You'll notice that the quotes are pretty much my own shtick, only more elegantly and tersely stated. I haven't read any of this since college, and had forgotten much of it. As I browse through, I find myself getting excited about how deeply it corroborates my own understanding - having goofily forgotten that it helped form my understanding.
I guess it's the same thing as when, a few years ago, I viewed a short clip of my old trombone teacher playing with the Boston Symphony, and felt gratified at how he was applying exactly my own approach...when it was, of course, exactly the other way around. (Rewatching three years later, I think I'd have played it a bit less sweetly and considerably more seductively. Ideally, Bolero should get under the listener's skin; a reaction I was working on inducing in my prime (here's an example from 1992.) Anyhoo, take it away, Seneca:
- We suffer more often in imagination than in reality.
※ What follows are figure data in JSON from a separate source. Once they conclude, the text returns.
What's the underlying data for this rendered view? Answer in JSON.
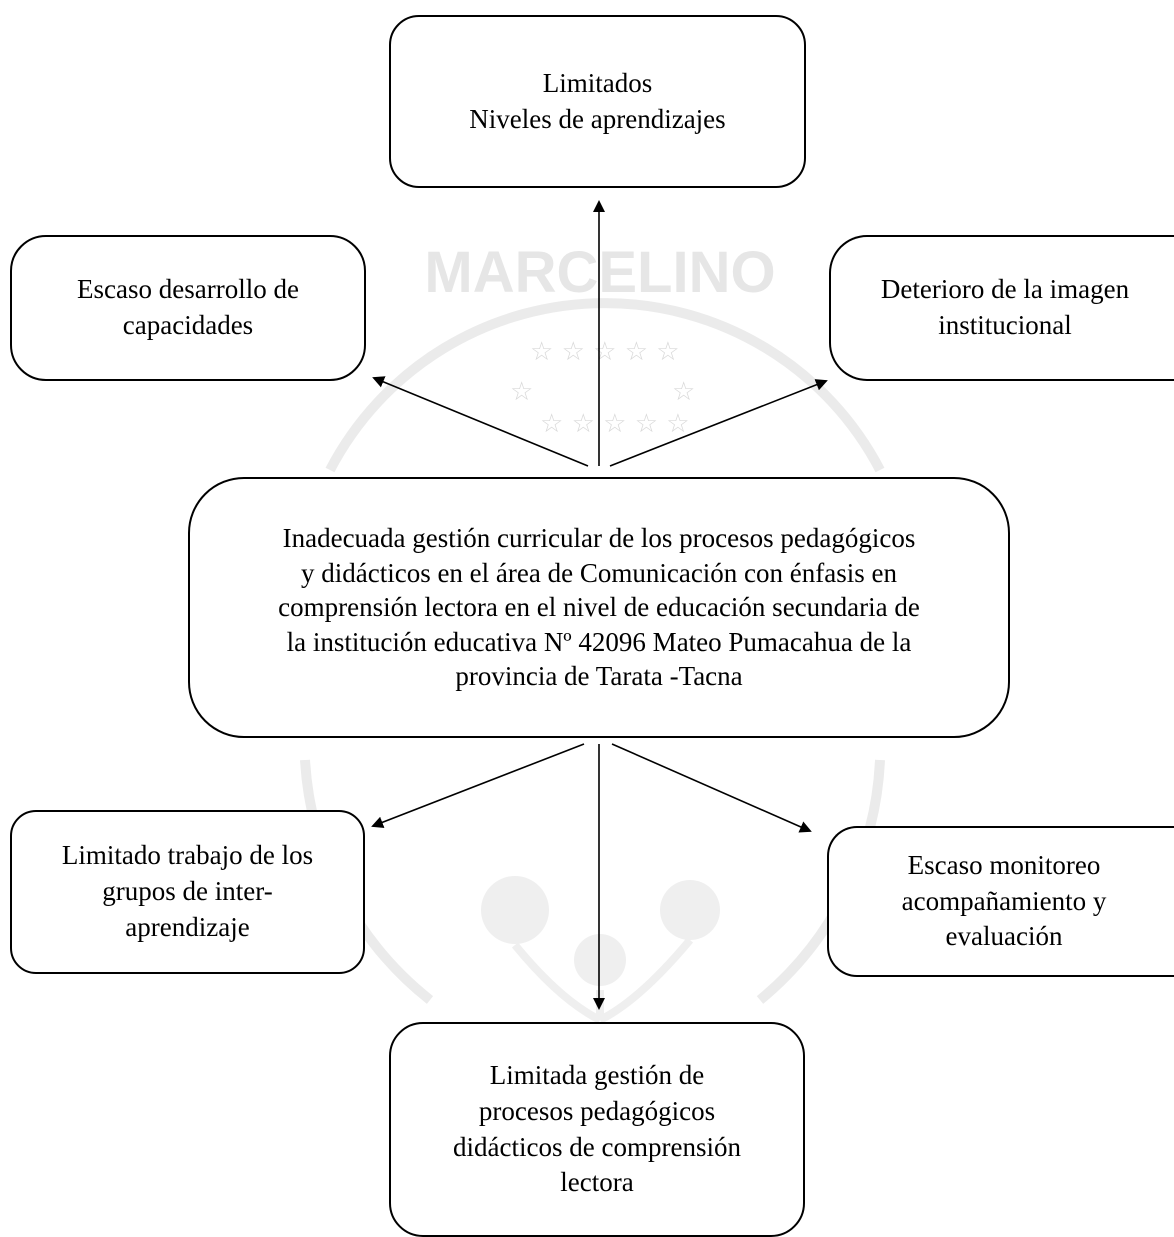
{
  "diagram": {
    "center": {
      "lines": [
        "Inadecuada gestión curricular de los procesos pedagógicos",
        "y didácticos en el área de Comunicación con énfasis en",
        "comprensión lectora en el nivel de educación secundaria de",
        "la institución educativa Nº 42096 Mateo Pumacahua de la",
        "provincia de Tarata -Tacna"
      ]
    },
    "effects": {
      "top": {
        "lines": [
          "Limitados",
          "Niveles de aprendizajes"
        ]
      },
      "left": {
        "lines": [
          "Escaso desarrollo de",
          "capacidades"
        ]
      },
      "right": {
        "lines": [
          "Deterioro de la imagen",
          "institucional"
        ]
      }
    },
    "causes": {
      "left": {
        "lines": [
          "Limitado trabajo de los",
          "grupos de inter-",
          "aprendizaje"
        ]
      },
      "right": {
        "lines": [
          "Escaso monitoreo",
          "acompañamiento y",
          "evaluación"
        ]
      },
      "bottom": {
        "lines": [
          "Limitada gestión de",
          "procesos pedagógicos",
          "didácticos de comprensión",
          "lectora"
        ]
      }
    }
  },
  "watermark": {
    "text": "MARCELINO",
    "color": "#e8e8e8"
  }
}
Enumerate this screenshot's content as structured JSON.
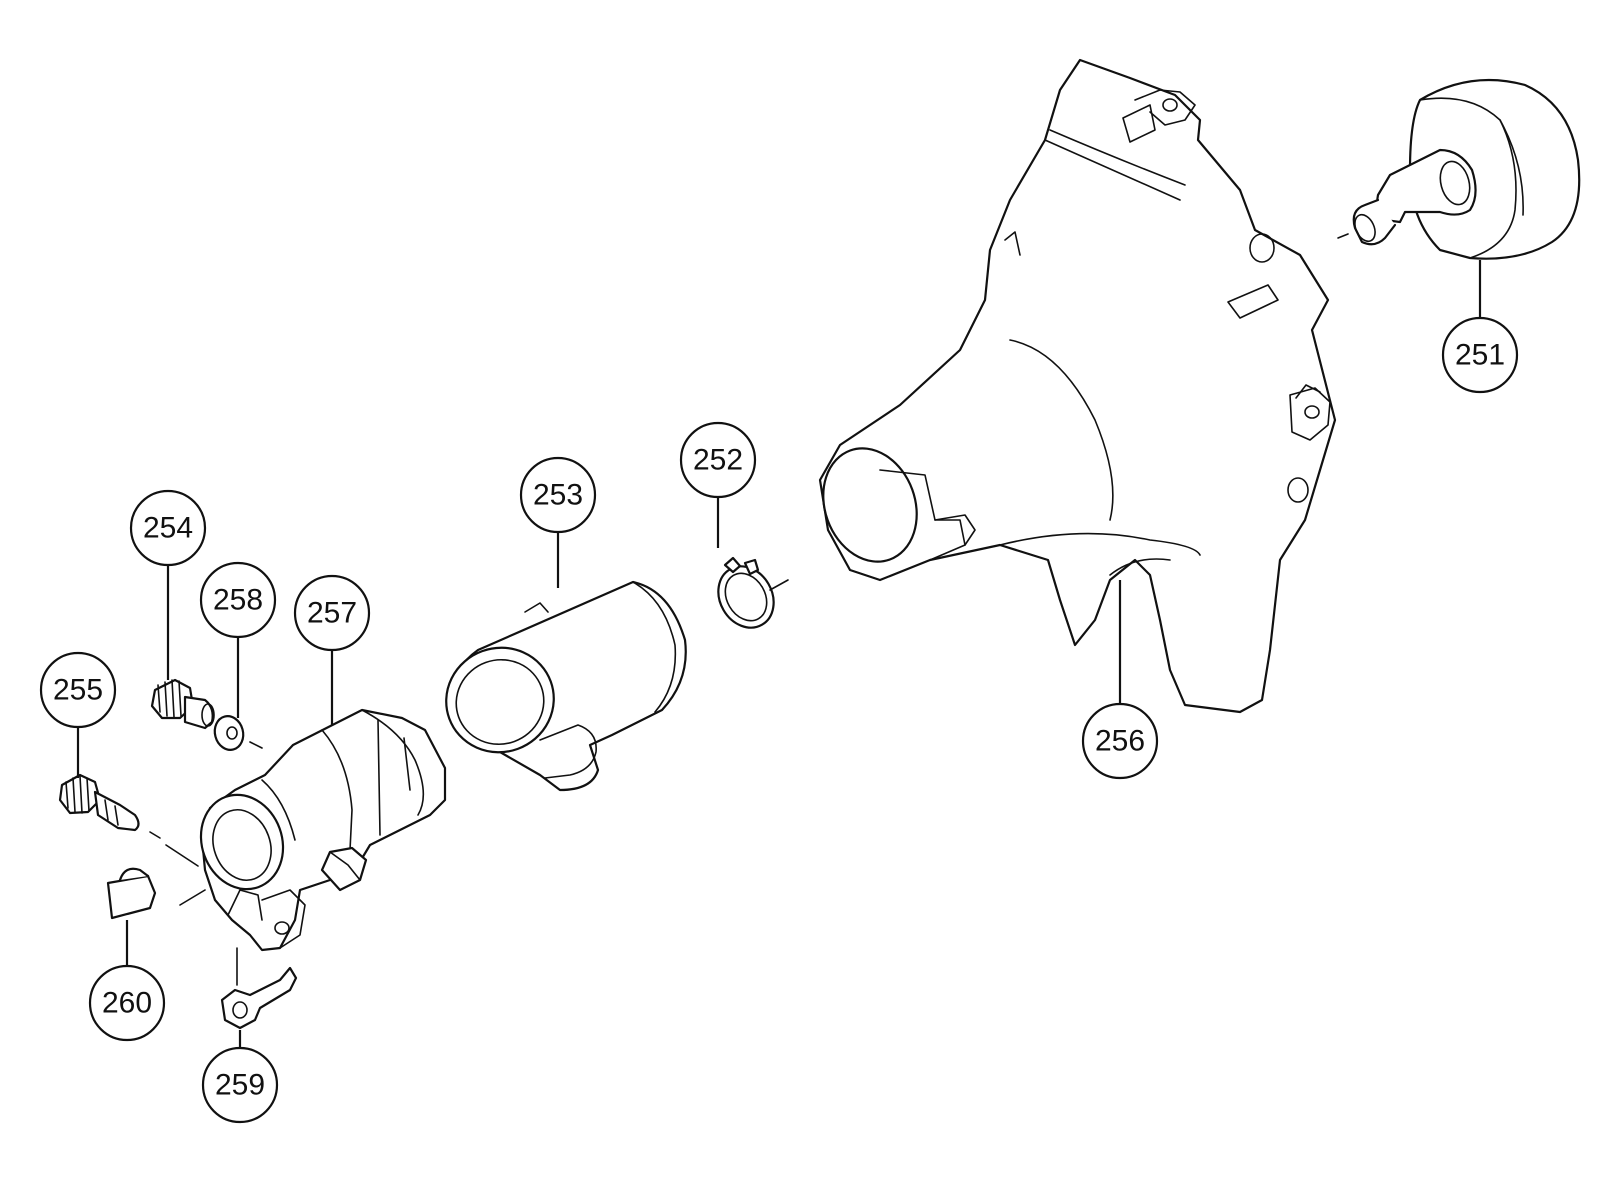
{
  "diagram": {
    "callouts": [
      {
        "id": "251",
        "label": "251"
      },
      {
        "id": "252",
        "label": "252"
      },
      {
        "id": "253",
        "label": "253"
      },
      {
        "id": "254",
        "label": "254"
      },
      {
        "id": "255",
        "label": "255"
      },
      {
        "id": "256",
        "label": "256"
      },
      {
        "id": "257",
        "label": "257"
      },
      {
        "id": "258",
        "label": "258"
      },
      {
        "id": "259",
        "label": "259"
      },
      {
        "id": "260",
        "label": "260"
      }
    ]
  }
}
- While we wait for life, life passes.
- Cease to hope and you will cease to fear.
- Wealth is the slave of a wise man and the master of a fool.
- While we are postponing, life speeds by.
- Hang on to your youthful enthusiasms, you will be able to use them better when you are older.
- He who is brave is free.
- It is a rough road that leads to the heights of greatness.
- Difficulty comes from our lack of confidence.
- Life is very short and anxious for those who forget the past, neglect the present, and fear the future.
- For many men, the acquisition of wealth does not end their troubles, it only changes them.